In graphical, one heatmap is produced from the original dataset, showing missing values and the rows or columns that will be removed according to the parameters:

jsonview::json_tree_view(proteinsNoNA_rows$Graphical, height = "150px")
knitr::include_graphics(proteinsNoNA_rows$Graphical$beforeHeatMap$path)

6.2.1.2 Table

A summary table of the removal that would be produced with the given parameters is also returned:

proteinsNoNA_rows$Table$statsRemove$data
##                                                         label number
## 1                  Number of individuals that will be removed     71
## 2                     Number of individuals that will be kept    308
## 3 Number of individuals that will be kept with remaining NA's    119
## 4                     Number of missings cells before removal  12298
## 5                   Number of missing cells that will be kept   7399

In JSON as returned for the interface:

jsonview::json_tree_view(proteinsNoNA_rows$Table, scroll = TRUE)

6.2.2 Function r_missing_extractremove

This function is supposed to be called after r_missing_showremove and creates the dataset after removal of the rows/columns according to the parameters.

tt <- r_wrapp("r_missing_showremove", "proteinsMNAR", "rows", threshold = 46)
proteinsNoNA_extract <- r_wrapp("r_missing_extractremove", "MissShowRemove_1")

Two components are returned by the function: Object and Table.

The Table component only contains the name of the new dataset:

jsonview::json_tree_view(proteinsNoNA_extract, height = "100px")

6.3 Impute missing values

r_missing_impute

The function r_missing_impute takes 3 arguments:

  • The name of the dataset (datasetName)
  • The method of imputation: "pca", "knn" or "zero (method)
  • The type of variable on which performs imputation: "n" (numerical), "c" (categorial), "m" (mixed) or "a" (auto = the most represented type) (typeVar)

Methods of imputation:

  • “pca”: missMDA::MIPCA()$res.imputePCA
  • “knn”: VIM::kNN()
  • “zero”: replace NA’s by zeros

6.3.1 Example: imputation with the PCA method:

proteinsNoNA_pca <- r_wrapp("r_missing_impute", "proteinsMNAR", "pca")

This produces two objects: a dataset with imputed values and a MissImpute object.
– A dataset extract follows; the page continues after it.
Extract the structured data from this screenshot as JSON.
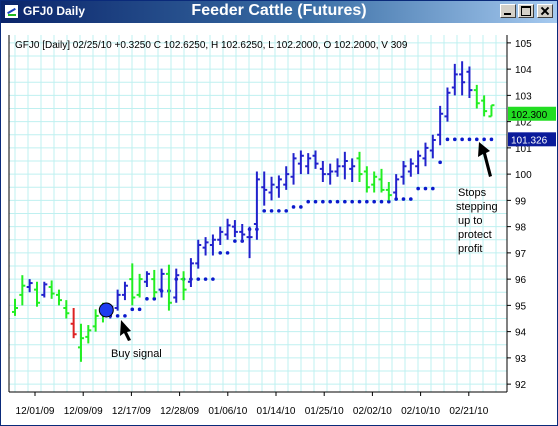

It returns only the Table and Graphical of the MissImpute object to the interface:

jsonview::json_tree_view(proteinsNoNA_pca, scroll = TRUE)
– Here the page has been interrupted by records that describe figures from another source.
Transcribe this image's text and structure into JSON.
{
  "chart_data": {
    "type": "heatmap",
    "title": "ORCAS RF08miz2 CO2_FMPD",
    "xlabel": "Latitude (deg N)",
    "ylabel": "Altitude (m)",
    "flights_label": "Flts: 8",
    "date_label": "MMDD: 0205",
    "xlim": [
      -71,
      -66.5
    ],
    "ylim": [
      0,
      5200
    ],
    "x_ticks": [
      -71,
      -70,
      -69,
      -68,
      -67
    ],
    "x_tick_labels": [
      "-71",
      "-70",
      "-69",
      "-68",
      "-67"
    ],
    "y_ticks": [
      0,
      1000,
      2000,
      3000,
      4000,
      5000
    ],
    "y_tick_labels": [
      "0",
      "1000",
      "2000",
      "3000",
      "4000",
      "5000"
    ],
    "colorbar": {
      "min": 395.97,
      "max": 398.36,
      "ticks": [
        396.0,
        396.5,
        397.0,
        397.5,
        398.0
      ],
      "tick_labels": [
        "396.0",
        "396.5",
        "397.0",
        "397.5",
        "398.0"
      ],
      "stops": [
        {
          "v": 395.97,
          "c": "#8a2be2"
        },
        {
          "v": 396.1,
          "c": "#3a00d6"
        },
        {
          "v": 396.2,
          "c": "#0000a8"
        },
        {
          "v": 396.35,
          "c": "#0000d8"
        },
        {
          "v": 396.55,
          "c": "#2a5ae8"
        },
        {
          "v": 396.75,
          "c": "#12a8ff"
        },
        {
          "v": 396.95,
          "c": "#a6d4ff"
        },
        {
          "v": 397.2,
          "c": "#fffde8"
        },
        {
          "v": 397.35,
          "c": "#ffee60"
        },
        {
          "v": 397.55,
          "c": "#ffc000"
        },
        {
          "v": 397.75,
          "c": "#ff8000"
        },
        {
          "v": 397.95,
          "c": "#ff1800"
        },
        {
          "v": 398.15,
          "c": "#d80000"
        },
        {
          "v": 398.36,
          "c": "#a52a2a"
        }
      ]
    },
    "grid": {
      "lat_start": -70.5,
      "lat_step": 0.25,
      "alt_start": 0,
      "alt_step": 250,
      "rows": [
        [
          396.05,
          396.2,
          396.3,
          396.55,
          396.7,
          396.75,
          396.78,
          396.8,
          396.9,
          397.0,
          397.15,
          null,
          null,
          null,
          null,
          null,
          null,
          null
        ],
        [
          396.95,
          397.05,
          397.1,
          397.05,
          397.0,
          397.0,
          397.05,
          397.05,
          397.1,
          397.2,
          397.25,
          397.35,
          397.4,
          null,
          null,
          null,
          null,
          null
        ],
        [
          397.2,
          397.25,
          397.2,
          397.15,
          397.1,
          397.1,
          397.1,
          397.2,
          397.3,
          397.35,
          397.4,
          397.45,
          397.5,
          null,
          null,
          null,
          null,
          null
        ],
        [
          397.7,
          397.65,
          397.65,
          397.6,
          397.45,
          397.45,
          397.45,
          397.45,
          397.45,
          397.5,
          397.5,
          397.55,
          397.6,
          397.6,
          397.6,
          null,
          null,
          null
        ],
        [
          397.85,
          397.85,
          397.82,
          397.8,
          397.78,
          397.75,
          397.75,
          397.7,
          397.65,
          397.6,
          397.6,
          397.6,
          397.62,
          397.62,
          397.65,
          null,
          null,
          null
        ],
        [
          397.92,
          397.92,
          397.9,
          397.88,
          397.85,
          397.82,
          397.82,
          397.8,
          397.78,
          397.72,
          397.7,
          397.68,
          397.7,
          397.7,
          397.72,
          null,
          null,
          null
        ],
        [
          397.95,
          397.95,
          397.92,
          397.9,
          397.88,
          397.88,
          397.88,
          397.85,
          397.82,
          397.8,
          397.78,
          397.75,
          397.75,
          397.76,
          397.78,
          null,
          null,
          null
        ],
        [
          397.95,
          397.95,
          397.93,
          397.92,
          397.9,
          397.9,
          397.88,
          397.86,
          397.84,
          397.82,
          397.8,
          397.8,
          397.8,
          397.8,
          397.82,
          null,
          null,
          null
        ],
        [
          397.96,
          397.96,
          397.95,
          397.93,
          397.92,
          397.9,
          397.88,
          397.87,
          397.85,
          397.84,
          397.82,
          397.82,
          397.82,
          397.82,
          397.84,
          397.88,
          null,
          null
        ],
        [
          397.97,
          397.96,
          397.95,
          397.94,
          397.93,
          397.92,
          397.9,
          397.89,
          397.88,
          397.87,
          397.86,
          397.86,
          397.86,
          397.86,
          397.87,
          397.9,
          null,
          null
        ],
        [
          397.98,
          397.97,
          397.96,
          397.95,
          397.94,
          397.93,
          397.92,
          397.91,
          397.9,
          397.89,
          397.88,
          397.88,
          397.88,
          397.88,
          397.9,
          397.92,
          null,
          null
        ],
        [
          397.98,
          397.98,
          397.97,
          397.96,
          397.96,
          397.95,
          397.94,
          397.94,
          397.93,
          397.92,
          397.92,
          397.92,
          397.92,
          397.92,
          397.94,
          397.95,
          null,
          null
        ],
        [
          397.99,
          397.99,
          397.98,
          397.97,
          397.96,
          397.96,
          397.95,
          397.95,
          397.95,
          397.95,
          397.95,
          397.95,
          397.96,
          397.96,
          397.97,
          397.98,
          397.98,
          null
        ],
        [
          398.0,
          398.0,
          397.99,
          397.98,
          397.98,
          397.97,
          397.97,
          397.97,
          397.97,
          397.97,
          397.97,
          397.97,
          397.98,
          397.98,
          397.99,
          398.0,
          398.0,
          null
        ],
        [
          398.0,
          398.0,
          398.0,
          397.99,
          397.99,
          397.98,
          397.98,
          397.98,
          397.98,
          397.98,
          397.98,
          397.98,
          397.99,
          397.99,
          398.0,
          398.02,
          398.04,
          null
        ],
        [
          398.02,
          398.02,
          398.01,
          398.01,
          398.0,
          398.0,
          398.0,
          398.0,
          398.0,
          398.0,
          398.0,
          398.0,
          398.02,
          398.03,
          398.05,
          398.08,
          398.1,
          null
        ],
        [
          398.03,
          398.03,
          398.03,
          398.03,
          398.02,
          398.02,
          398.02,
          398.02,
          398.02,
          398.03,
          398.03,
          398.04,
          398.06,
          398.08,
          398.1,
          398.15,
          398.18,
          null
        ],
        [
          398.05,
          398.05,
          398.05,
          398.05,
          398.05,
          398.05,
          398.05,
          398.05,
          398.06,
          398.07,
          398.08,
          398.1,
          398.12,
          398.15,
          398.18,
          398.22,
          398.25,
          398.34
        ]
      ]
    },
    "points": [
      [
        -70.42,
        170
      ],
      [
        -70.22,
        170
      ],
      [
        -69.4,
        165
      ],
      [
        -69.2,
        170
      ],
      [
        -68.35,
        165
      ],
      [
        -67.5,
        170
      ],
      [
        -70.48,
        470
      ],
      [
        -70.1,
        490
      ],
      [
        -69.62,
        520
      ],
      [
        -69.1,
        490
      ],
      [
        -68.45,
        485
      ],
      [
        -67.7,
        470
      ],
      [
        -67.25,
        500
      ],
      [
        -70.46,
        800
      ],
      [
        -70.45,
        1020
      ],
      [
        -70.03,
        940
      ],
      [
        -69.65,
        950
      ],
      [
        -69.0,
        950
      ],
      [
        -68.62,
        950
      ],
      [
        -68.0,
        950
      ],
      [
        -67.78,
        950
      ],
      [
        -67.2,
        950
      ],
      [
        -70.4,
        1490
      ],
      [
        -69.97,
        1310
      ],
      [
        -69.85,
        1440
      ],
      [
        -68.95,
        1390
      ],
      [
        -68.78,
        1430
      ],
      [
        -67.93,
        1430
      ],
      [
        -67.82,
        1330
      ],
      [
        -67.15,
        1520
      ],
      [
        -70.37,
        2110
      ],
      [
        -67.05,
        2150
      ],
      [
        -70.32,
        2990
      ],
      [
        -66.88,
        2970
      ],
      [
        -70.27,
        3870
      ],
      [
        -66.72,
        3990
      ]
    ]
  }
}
The ImputeInfo table contains this information:

imputeMissing_1$ImputeInfo$data
##                                          indicator   value
## 1       Types of variables that have been imputed: numeric
## 2 Number of variables with imputed missing values:     379
## 3                Number of imputed missing values:   12298

And the heatmap, always in png:

knitr::include_graphics(imputeMissing_1$Graphical$Heatmap$path)

The same thing is done for knn and imputation by zeros methods.

If the chosen type is not numerical (i.e. typeVar = "c" or "a" leading to "c"), there is no graph in the output.

6.4 STILL TODO

  • faire la fonction r_missing_exploreImputed pour explorer un jeu de données imputé.

  • rajouter une méthode d’imputation pour les données censurées à gauche.

L’interface peut être opérationnelle sans ces 2 développements !!